Answer: (a) \(\displaystyle \int \frac{\theta-1}{\sqrt{1-(\theta-1)^2}}\,d\theta=-\sqrt{1-(\theta-1)^2}+C\).
(b) \(\displaystyle y=\theta(\theta-1)\sin^{-1}(\theta-1)+\theta\sqrt{1-(\theta-1)^2}\).
(a) Let \(u=1-(\theta-1)^2\).
Then \(\displaystyle \frac{du}{d\theta}=-2(\theta-1)\), so \((\theta-1)\,d\theta=-\tfrac12\,du\).
Hence
\(\displaystyle \int \frac{\theta-1}{\sqrt{1-(\theta-1)^2}}\,d\theta=-\frac12\int u^{-1/2}\,du=-\sqrt{u}+C\).
Substituting back,
\(\displaystyle \int \frac{\theta-1}{\sqrt{1-(\theta-1)^2}}\,d\theta=-\sqrt{1-(\theta-1)^2}+C\).
(b) Start with
\(\displaystyle \theta\frac{dy}{d\theta}-y=\theta^2\sin^{-1}(\theta-1)\).

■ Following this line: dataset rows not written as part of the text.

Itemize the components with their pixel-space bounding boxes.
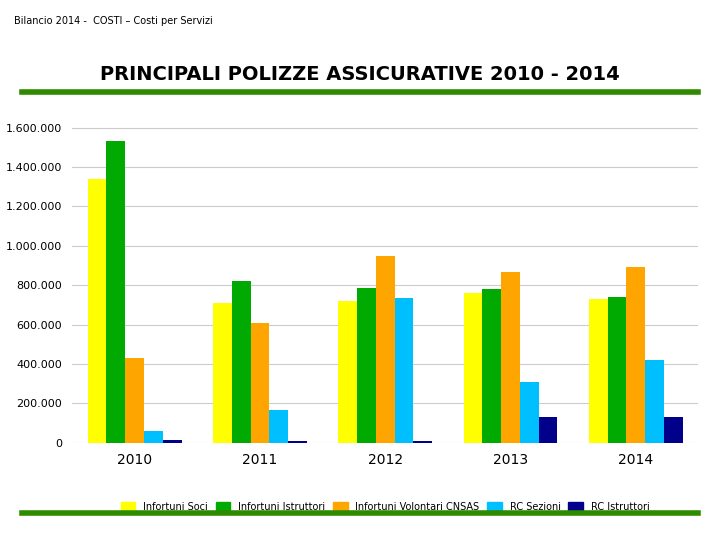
Bar bbox=[144, 431, 163, 443]
Bar bbox=[107, 141, 125, 443]
Bar bbox=[269, 410, 288, 443]
Bar bbox=[520, 382, 539, 443]
Bar bbox=[88, 179, 107, 443]
Bar bbox=[645, 360, 664, 443]
Bar bbox=[626, 267, 645, 443]
Bar bbox=[213, 303, 232, 443]
Bar bbox=[376, 256, 395, 443]
Bar bbox=[357, 288, 376, 443]
Bar bbox=[501, 273, 520, 443]
Text: PRINCIPALI POLIZZE ASSICURATIVE 2010 - 2014: PRINCIPALI POLIZZE ASSICURATIVE 2010 - 2… bbox=[100, 65, 620, 84]
Bar bbox=[125, 358, 144, 443]
Bar bbox=[464, 293, 482, 443]
Bar bbox=[482, 289, 501, 443]
Bar bbox=[608, 298, 626, 443]
Bar bbox=[232, 281, 251, 443]
Text: Bilancio 2014 -  COSTI – Costi per Servizi: Bilancio 2014 - COSTI – Costi per Serviz… bbox=[14, 16, 213, 26]
Legend: Infortuni Soci, Infortuni Istruttori, Infortuni Volontari CNSAS, RC Sezioni, RC : Infortuni Soci, Infortuni Istruttori, In… bbox=[117, 498, 654, 516]
Bar bbox=[539, 417, 557, 443]
Bar bbox=[664, 417, 683, 443]
Bar bbox=[395, 298, 413, 443]
Bar bbox=[163, 440, 181, 443]
Bar bbox=[338, 301, 357, 443]
Bar bbox=[589, 299, 608, 443]
Bar bbox=[288, 441, 307, 443]
Bar bbox=[413, 441, 432, 443]
Bar bbox=[251, 323, 269, 443]
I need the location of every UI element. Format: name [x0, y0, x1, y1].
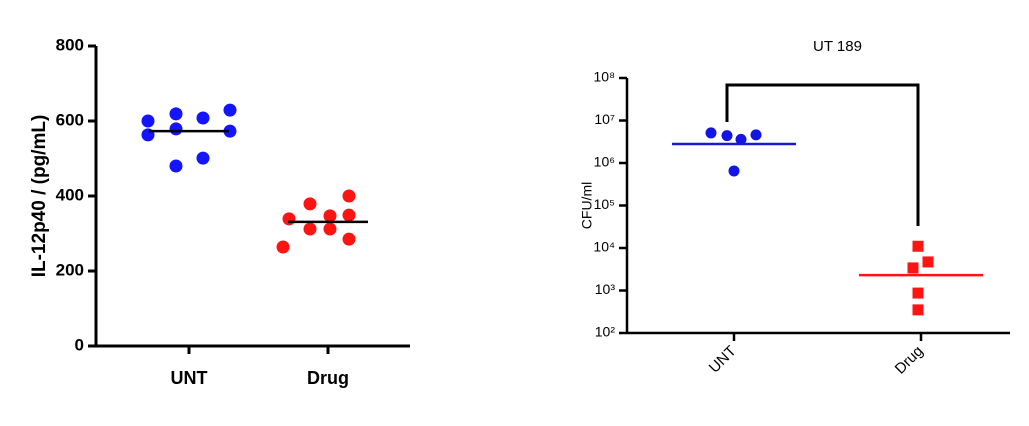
- data-point: [912, 287, 924, 299]
- y-tick-label: 400: [56, 185, 84, 204]
- y-tick-label: 10⁶: [594, 154, 615, 170]
- y-tick-label: 10³: [595, 281, 616, 297]
- data-point: [196, 151, 210, 165]
- data-point: [912, 304, 924, 316]
- data-point: [141, 114, 155, 128]
- x-tick-label: UNT: [706, 343, 740, 377]
- y-tick-label: 200: [56, 260, 84, 279]
- data-point: [735, 133, 747, 145]
- data-point: [912, 240, 924, 252]
- data-point: [323, 222, 337, 236]
- data-point: [303, 222, 317, 236]
- data-point: [169, 159, 183, 173]
- y-tick-label: 10⁵: [594, 196, 615, 212]
- y-tick-label: 10⁴: [593, 239, 615, 255]
- x-tick-label: Drug: [307, 368, 349, 388]
- data-point: [705, 127, 717, 139]
- data-point: [303, 197, 317, 211]
- y-axis-label: IL-12p40 / (pg/mL): [29, 115, 50, 278]
- data-point: [169, 107, 183, 121]
- y-axis-label: CFU/ml: [579, 182, 595, 229]
- chart-title: UT 189: [813, 38, 862, 55]
- x-tick-label: UNT: [171, 368, 208, 388]
- y-tick-label: 600: [56, 110, 84, 129]
- y-tick-label: 10⁷: [594, 111, 615, 127]
- data-point: [907, 262, 919, 274]
- data-point: [282, 212, 296, 226]
- y-tick-label: 10⁸: [594, 69, 616, 85]
- data-point: [342, 189, 356, 203]
- data-point: [323, 209, 337, 223]
- data-point: [721, 130, 733, 142]
- data-point: [750, 129, 762, 141]
- significance-bracket: [725, 83, 920, 226]
- data-point: [276, 240, 290, 254]
- data-point: [196, 111, 210, 125]
- data-point: [342, 232, 356, 246]
- x-tick-label: Drug: [892, 343, 927, 378]
- data-point: [169, 122, 183, 136]
- data-point: [342, 208, 356, 222]
- y-tick-label: 800: [56, 35, 84, 54]
- data-point: [922, 256, 934, 268]
- data-point: [223, 103, 237, 117]
- y-tick-label: 0: [75, 335, 84, 354]
- data-point: [728, 165, 740, 177]
- y-tick-label: 10²: [595, 324, 616, 340]
- data-point: [223, 124, 237, 138]
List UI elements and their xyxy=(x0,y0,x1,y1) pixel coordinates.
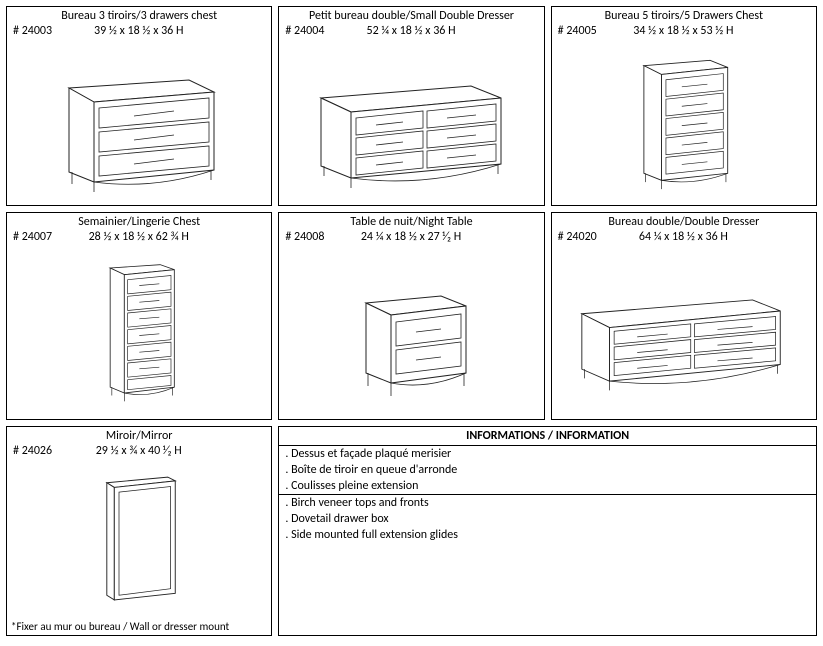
product-dims: 24 ¼ x 18 ½ x 27 ⅟₂ H xyxy=(324,230,497,244)
product-sku: # 24004 xyxy=(285,24,324,38)
product-drawing xyxy=(552,40,816,205)
info-line-en: . Birch veneer tops and fronts xyxy=(279,495,816,511)
info-line-fr: . Boîte de tiroir en queue d'arronde xyxy=(279,462,816,478)
product-card-24020: Bureau double/Double Dresser # 24020 64 … xyxy=(551,212,817,420)
product-card-24008: Table de nuit/Night Table # 24008 24 ¼ x… xyxy=(278,212,544,420)
product-sku: # 24020 xyxy=(558,230,597,244)
product-title: Bureau 3 tiroirs/3 drawers chest xyxy=(7,7,271,23)
product-title: Bureau double/Double Dresser xyxy=(552,213,816,229)
product-drawing xyxy=(7,40,271,205)
product-dims: 28 ½ x 18 ½ x 62 ¾ H xyxy=(52,230,225,244)
info-line-fr: . Coulisses pleine extension xyxy=(279,478,816,495)
product-title: Semainier/Lingerie Chest xyxy=(7,213,271,229)
product-card-24004: Petit bureau double/Small Double Dresser… xyxy=(278,6,544,206)
product-dims: 64 ¼ x 18 ½ x 36 H xyxy=(597,230,770,244)
info-line-en: . Side mounted full extension glides xyxy=(279,527,816,543)
product-dims: 52 ¼ x 18 ½ x 36 H xyxy=(324,24,497,38)
product-dims: 29 ½ x ¾ x 40 ⅟₂ H xyxy=(52,444,225,458)
product-title: Table de nuit/Night Table xyxy=(279,213,543,229)
product-sku: # 24003 xyxy=(13,24,52,38)
product-card-24005: Bureau 5 tiroirs/5 Drawers Chest # 24005… xyxy=(551,6,817,206)
product-drawing xyxy=(552,246,816,419)
info-line-fr: . Dessus et façade plaqué merisier xyxy=(279,446,816,462)
product-sku: # 24008 xyxy=(285,230,324,244)
product-title: Petit bureau double/Small Double Dresser xyxy=(279,7,543,23)
product-dims: 34 ½ x 18 ½ x 53 ½ H xyxy=(597,24,770,38)
product-card-24003: Bureau 3 tiroirs/3 drawers chest # 24003… xyxy=(6,6,272,206)
information-panel: INFORMATIONS / INFORMATION . Dessus et f… xyxy=(278,426,817,636)
info-line-en: . Dovetail drawer box xyxy=(279,511,816,527)
product-card-24026: Miroir/Mirror # 24026 29 ½ x ¾ x 40 ⅟₂ H… xyxy=(6,426,272,636)
product-sku: # 24007 xyxy=(13,230,52,244)
product-drawing xyxy=(279,40,543,205)
product-drawing xyxy=(7,460,271,618)
product-footnote: *Fixer au mur ou bureau / Wall or dresse… xyxy=(7,618,271,635)
product-title: Miroir/Mirror xyxy=(7,427,271,443)
product-sku: # 24026 xyxy=(13,444,52,458)
product-title: Bureau 5 tiroirs/5 Drawers Chest xyxy=(552,7,816,23)
product-dims: 39 ½ x 18 ½ x 36 H xyxy=(52,24,225,38)
product-drawing xyxy=(279,246,543,419)
info-title: INFORMATIONS / INFORMATION xyxy=(279,427,816,446)
product-sku: # 24005 xyxy=(558,24,597,38)
product-drawing xyxy=(7,246,271,419)
product-card-24007: Semainier/Lingerie Chest # 24007 28 ½ x … xyxy=(6,212,272,420)
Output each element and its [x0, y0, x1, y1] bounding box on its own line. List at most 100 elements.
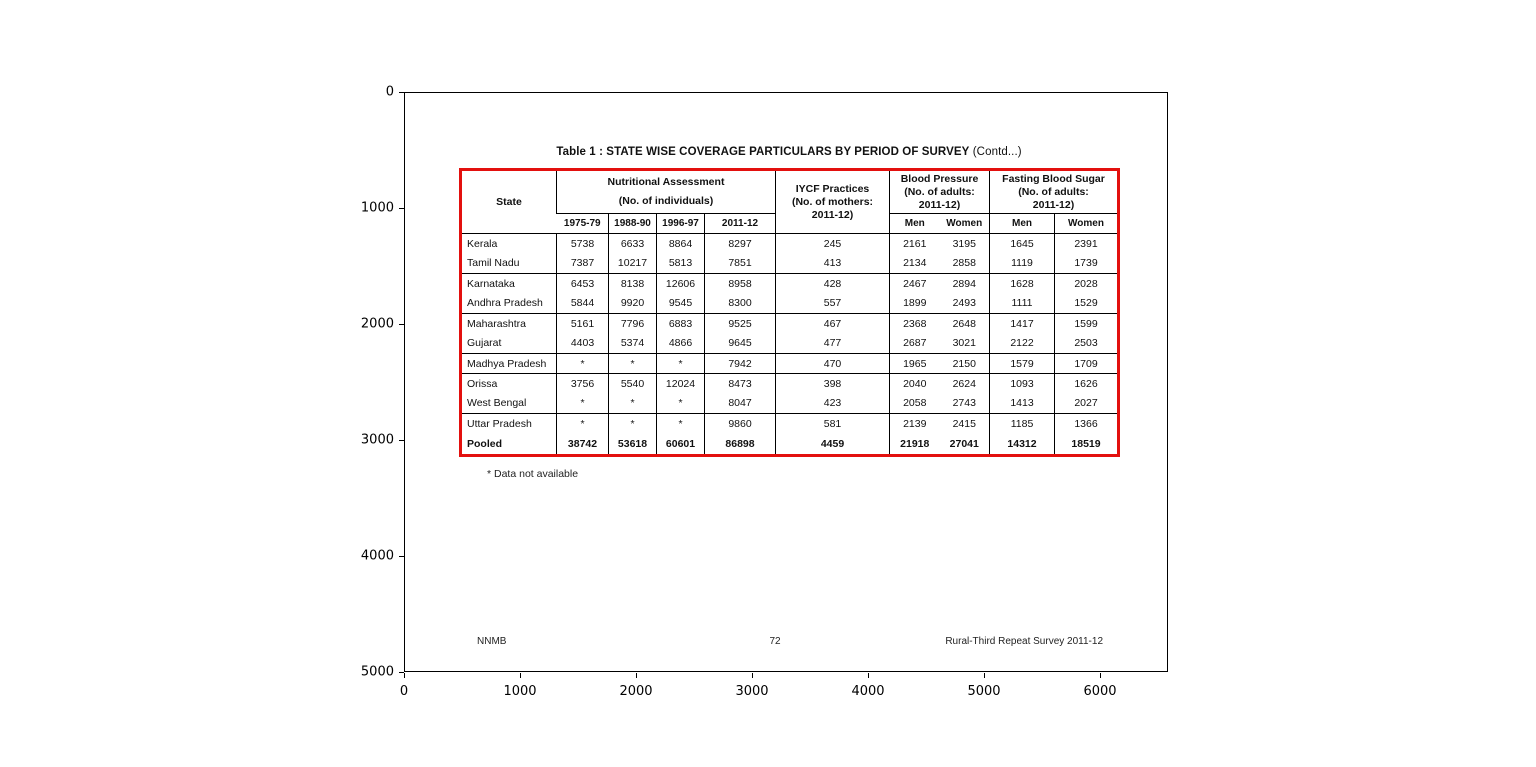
- value-cell: 557: [775, 293, 890, 314]
- value-cell: 2687: [889, 333, 940, 354]
- table-row: Kerala 5738 6633 8864 8297 245 2161 3195 1645 239…: [460, 233, 1119, 254]
- value-cell: 1626: [1054, 373, 1119, 394]
- col-header-bp-men: Men: [889, 213, 940, 234]
- x-axis-tick: 0: [399, 684, 409, 699]
- x-tick-mark: [984, 673, 985, 678]
- state-cell: Andhra Pradesh: [467, 297, 543, 310]
- value-cell: 8473: [704, 373, 776, 394]
- value-cell: 1366: [1054, 413, 1119, 434]
- nutritional-title: Nutritional Assessment: [607, 176, 725, 188]
- x-tick-mark: [1100, 673, 1101, 678]
- iycf-line2: (No. of mothers:: [791, 195, 874, 208]
- table-row: Gujarat 4403 5374 4866 9645 477 2687 3021 2122 25…: [461, 333, 1119, 354]
- y-tick-mark: [399, 208, 404, 209]
- x-tick-mark: [868, 673, 869, 678]
- state-cell: Orissa: [460, 373, 557, 394]
- value-cell: *: [656, 393, 705, 414]
- value-cell: 12606: [656, 273, 705, 294]
- value-cell: 2624: [939, 373, 990, 394]
- value-cell: 18519: [1054, 433, 1119, 456]
- x-tick-mark: [636, 673, 637, 678]
- coverage-table: State Nutritional Assessment (No. of ind…: [459, 168, 1120, 457]
- value-cell: 8300: [704, 293, 776, 314]
- value-cell: 8047: [704, 393, 776, 414]
- value-cell: 1093: [989, 373, 1055, 394]
- document-title: Table 1 : STATE WISE COVERAGE PARTICULAR…: [460, 146, 1118, 158]
- x-tick-mark: [752, 673, 753, 678]
- state-cell: Maharashtra: [460, 313, 557, 334]
- table-row: Pooled 38742 53618 60601 86898 4459 21918 27041…: [461, 433, 1119, 456]
- state-cell: Pooled: [467, 437, 503, 450]
- value-cell: 245: [775, 233, 890, 254]
- value-cell: 470: [775, 353, 890, 374]
- header-row-periods: 1975-79 1988-90 1996-97 2011-12 Men Wome…: [461, 213, 1119, 234]
- value-cell: 7796: [608, 313, 657, 334]
- y-axis-tick: 0: [385, 84, 394, 100]
- x-tick-mark: [520, 673, 521, 678]
- col-header-iycf: IYCF Practices (No. of mothers: 2011-12): [775, 169, 890, 234]
- col-header-1988-90: 1988-90: [608, 213, 657, 234]
- value-cell: 2503: [1054, 333, 1119, 354]
- value-cell: 6883: [656, 313, 705, 334]
- value-cell: 8297: [704, 233, 776, 254]
- value-cell: 2493: [952, 297, 976, 310]
- value-cell: 3195: [939, 233, 990, 254]
- value-cell: 398: [775, 373, 890, 394]
- col-header-fasting-blood-sugar: Fasting Blood Sugar (No. of adults: 2011…: [989, 169, 1119, 214]
- col-header-fbs-men: Men: [989, 213, 1055, 234]
- value-cell: 1599: [1054, 313, 1119, 334]
- value-cell: 2122: [989, 333, 1055, 354]
- value-cell: 86898: [704, 433, 776, 456]
- value-cell: 9645: [704, 333, 776, 354]
- value-cell: 2648: [939, 313, 990, 334]
- y-tick-mark: [399, 556, 404, 557]
- footnote: * Data not available: [487, 468, 579, 480]
- bp-line2: (No. of adults:: [904, 185, 975, 198]
- value-cell: 7387: [556, 253, 609, 274]
- value-cell: 27041: [949, 437, 979, 450]
- x-axis-tick: 4000: [851, 684, 885, 699]
- table-title-contd: (Contd...): [969, 146, 1022, 158]
- col-header-state: State: [496, 196, 522, 208]
- value-cell: 1739: [1054, 253, 1119, 274]
- value-cell: 1899: [889, 293, 940, 314]
- bp-line1: Blood Pressure: [900, 172, 979, 185]
- value-cell: 2391: [1054, 233, 1119, 254]
- value-cell: 6453: [556, 273, 609, 294]
- value-cell: 1111: [989, 293, 1055, 314]
- y-tick-mark: [399, 440, 404, 441]
- value-cell: 2134: [889, 253, 940, 274]
- value-cell: 2058: [889, 393, 940, 414]
- state-cell: West Bengal: [467, 397, 527, 410]
- value-cell: 9525: [704, 313, 776, 334]
- value-cell: 5374: [608, 333, 657, 354]
- header-row-groups: State Nutritional Assessment (No. of ind…: [461, 169, 1119, 234]
- value-cell: *: [608, 393, 657, 414]
- footer-page-number: 72: [769, 636, 781, 647]
- value-cell: 7851: [704, 253, 776, 274]
- value-cell: *: [608, 353, 657, 374]
- col-header-blood-pressure: Blood Pressure (No. of adults: 2011-12): [889, 169, 990, 214]
- col-header-fbs-women: Women: [1054, 213, 1119, 234]
- value-cell: 5844: [556, 293, 609, 314]
- value-cell: 1417: [989, 313, 1055, 334]
- y-axis-tick: 1000: [360, 200, 394, 216]
- value-cell: 6633: [608, 233, 657, 254]
- value-cell: 423: [775, 393, 890, 414]
- bp-line3: 2011-12): [918, 198, 961, 211]
- x-axis-tick: 3000: [735, 684, 769, 699]
- col-header-bp-women: Women: [939, 213, 990, 234]
- state-cell: Uttar Pradesh: [460, 413, 557, 434]
- value-cell: 8138: [608, 273, 657, 294]
- table-row: West Bengal * * * 8047 423 2058 2743 1413 2027: [461, 393, 1119, 414]
- value-cell: 1628: [989, 273, 1055, 294]
- iycf-line3: 2011-12): [811, 208, 854, 221]
- value-cell: 1119: [989, 253, 1055, 274]
- col-header-1975-79: 1975-79: [556, 213, 609, 234]
- y-axis-tick: 2000: [360, 316, 394, 332]
- value-cell: 477: [775, 333, 890, 354]
- value-cell: *: [556, 413, 609, 434]
- y-axis-tick: 5000: [360, 664, 394, 680]
- value-cell: *: [556, 393, 609, 414]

Since \(0\lt \theta\lt 2\), divide by \(\theta\):
\(\displaystyle \frac{dy}{d\theta}-\frac{y}{\theta}=\theta\sin^{-1}(\theta-1)\).
This is linear, with integrating factor
\(\displaystyle \mu(\theta)=e^{\int -1/\theta\,d\theta}=e^{-\ln \theta}=\theta^{-1}\).
Multiplying through by \(\theta^{-1}\),
\(\displaystyle \frac{d}{d\theta}(\theta^{-1}y)=\sin^{-1}(\theta-1)\).
Integrate:
\(\displaystyle \theta^{-1}y=\int \sin^{-1}(\theta-1)\,d\theta + C\).
Use integration by parts with \(u=\sin^{-1}(\theta-1)\) and \(dv=d\theta\). Then \(v=\theta\) and \(\displaystyle du=\frac{1}{\sqrt{1-(\theta-1)^2}}\,d\theta\).
So
\(\displaystyle \int \sin^{-1}(\theta-1)\,d\theta=\theta\sin^{-1}(\theta-1)-\int \frac{\theta}{\sqrt{1-(\theta-1)^2}}\,d\theta\).
Now write
\(\displaystyle \int \frac{\theta}{\sqrt{1-(\theta-1)^2}}\,d\theta=\int \frac{\theta-1}{\sqrt{1-(\theta-1)^2}}\,d\theta+\int \frac{1}{\sqrt{1-(\theta-1)^2}}\,d\theta\).
From part (a),
\(\displaystyle \int \frac{\theta-1}{\sqrt{1-(\theta-1)^2}}\,d\theta=-\sqrt{1-(\theta-1)^2}\).
Also,
\(\displaystyle \int \frac{1}{\sqrt{1-(\theta-1)^2}}\,d\theta=\sin^{-1}(\theta-1)\).
Therefore
\(\displaystyle \int \frac{\theta}{\sqrt{1-(\theta-1)^2}}\,d\theta=-\sqrt{1-(\theta-1)^2}+\sin^{-1}(\theta-1)\).
Hence
\(\displaystyle \theta^{-1}y=\theta\sin^{-1}(\theta-1)+\sqrt{1-(\theta-1)^2}-\sin^{-1}(\theta-1)+C\).
Use \(y=1\) when \(\theta=1\):
\(\displaystyle 1=1+C\), so \(C=0\).
Thus
\(\displaystyle \frac{y}{\theta}=\theta\sin^{-1}(\theta-1)-\sin^{-1}(\theta-1)+\sqrt{1-(\theta-1)^2}\).
Multiplying by \(\theta\),
\(\displaystyle y=\theta(\theta-1)\sin^{-1}(\theta-1)+\theta\sqrt{1-(\theta-1)^2}\).